We can take this information, along with a definition of what separates two sessions for an entity, and break our dataset up into sessions without using any joins:
# Imports
import ibis
from ibis import deferred as c
# Read files into table expressions with ibis.read_parquet:
data = ibis.read_parquet(
"https://storage.googleapis.com/ibis-tutorial-data/wowah_data/wowah_data_raw.parquet"
)
# Integer delay in seconds noting if a row should be included in the previous
# session for an entity.
session_boundary_threshold = 30 * 60
# Window for finding session ids per character
entity_window = ibis.cumulative_window(group_by=c.char, order_by=c.timestamp)
# Take the previous timestamp within a window (by character ordered by timestamp):
# Note: the first value in a window will be null.
ts_lag = c.timestamp.lag().over(entity_window)
# Subtract the lag from the current timestamp to get a timedelta.
ts_delta = c.timestamp - ts_lag
# Compare timedelta to our session delay in seconds to determine if the
# current timestamp falls outside of the session.
# Cast as int for aggregation.
is_new_session = (ts_delta > ibis.interval(seconds=session_boundary_threshold))
# Window to compute session min/max and duration.

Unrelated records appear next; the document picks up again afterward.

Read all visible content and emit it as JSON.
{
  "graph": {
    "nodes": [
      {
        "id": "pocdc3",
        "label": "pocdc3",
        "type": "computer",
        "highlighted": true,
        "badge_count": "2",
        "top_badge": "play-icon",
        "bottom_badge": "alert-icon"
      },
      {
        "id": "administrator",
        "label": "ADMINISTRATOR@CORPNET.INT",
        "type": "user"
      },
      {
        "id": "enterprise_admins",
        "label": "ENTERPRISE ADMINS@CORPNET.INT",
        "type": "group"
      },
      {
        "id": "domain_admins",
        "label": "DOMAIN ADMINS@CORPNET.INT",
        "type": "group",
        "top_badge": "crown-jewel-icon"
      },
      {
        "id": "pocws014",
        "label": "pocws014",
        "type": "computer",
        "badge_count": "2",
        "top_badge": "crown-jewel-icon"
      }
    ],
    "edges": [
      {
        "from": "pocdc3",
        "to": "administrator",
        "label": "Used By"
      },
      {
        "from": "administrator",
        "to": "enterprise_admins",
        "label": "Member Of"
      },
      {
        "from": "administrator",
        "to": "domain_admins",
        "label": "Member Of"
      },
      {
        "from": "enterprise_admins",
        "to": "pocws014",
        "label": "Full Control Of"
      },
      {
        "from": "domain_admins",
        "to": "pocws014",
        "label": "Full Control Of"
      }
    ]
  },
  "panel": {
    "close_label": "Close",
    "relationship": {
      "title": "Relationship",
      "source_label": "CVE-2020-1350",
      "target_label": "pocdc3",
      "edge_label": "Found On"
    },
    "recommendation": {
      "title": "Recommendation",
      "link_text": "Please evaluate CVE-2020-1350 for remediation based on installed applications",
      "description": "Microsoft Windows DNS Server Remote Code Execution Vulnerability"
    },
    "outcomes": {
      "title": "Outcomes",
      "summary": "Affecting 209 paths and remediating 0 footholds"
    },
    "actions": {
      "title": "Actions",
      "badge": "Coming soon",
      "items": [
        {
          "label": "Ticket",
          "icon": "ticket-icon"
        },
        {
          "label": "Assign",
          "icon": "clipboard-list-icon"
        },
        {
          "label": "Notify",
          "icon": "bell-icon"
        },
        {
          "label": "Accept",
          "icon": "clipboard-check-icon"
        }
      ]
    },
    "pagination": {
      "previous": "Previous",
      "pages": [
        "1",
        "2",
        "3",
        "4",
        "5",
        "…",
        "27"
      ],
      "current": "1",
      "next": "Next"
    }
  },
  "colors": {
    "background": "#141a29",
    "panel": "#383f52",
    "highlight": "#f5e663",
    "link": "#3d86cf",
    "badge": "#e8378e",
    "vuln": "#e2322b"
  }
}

session_window = ibis.window(group_by=[c.char, c.session_id])
# Generate all of the data we need to analyze sessions:
sessionized = (
data
# Create a session id for each character by using a cumulative sum
# over the `new_session` column.
.mutate(new_session=is_new_session.fillna(True))
# Create a session id for each character by using a cumulative sum
# over the `new_session` column.
.mutate(session_id=c.new_session.sum().over(entity_window))
# Drop `new_session` because it is no longer needed.
.drop("new_session")
.mutate(
# Get session duration using max(timestamp) - min(timestamp) over our window.
session_duration=c.timestamp.max().over(session_window) - c.timestamp.min().over(session_window)
)
# Sort for convenience.
.order_by([c.char, c.timestamp])
)
Calling ibis.show_sql(sessionized)
displays the SQL query and can be used to confirm that this Ibis table expression does not rely on any join operations.
Calling sessionized.to_pandas()
should complete in less than a minute, depending on the speed of the internet connection to download the data and the number of CPU cores available to parallelize the processing of this nested query.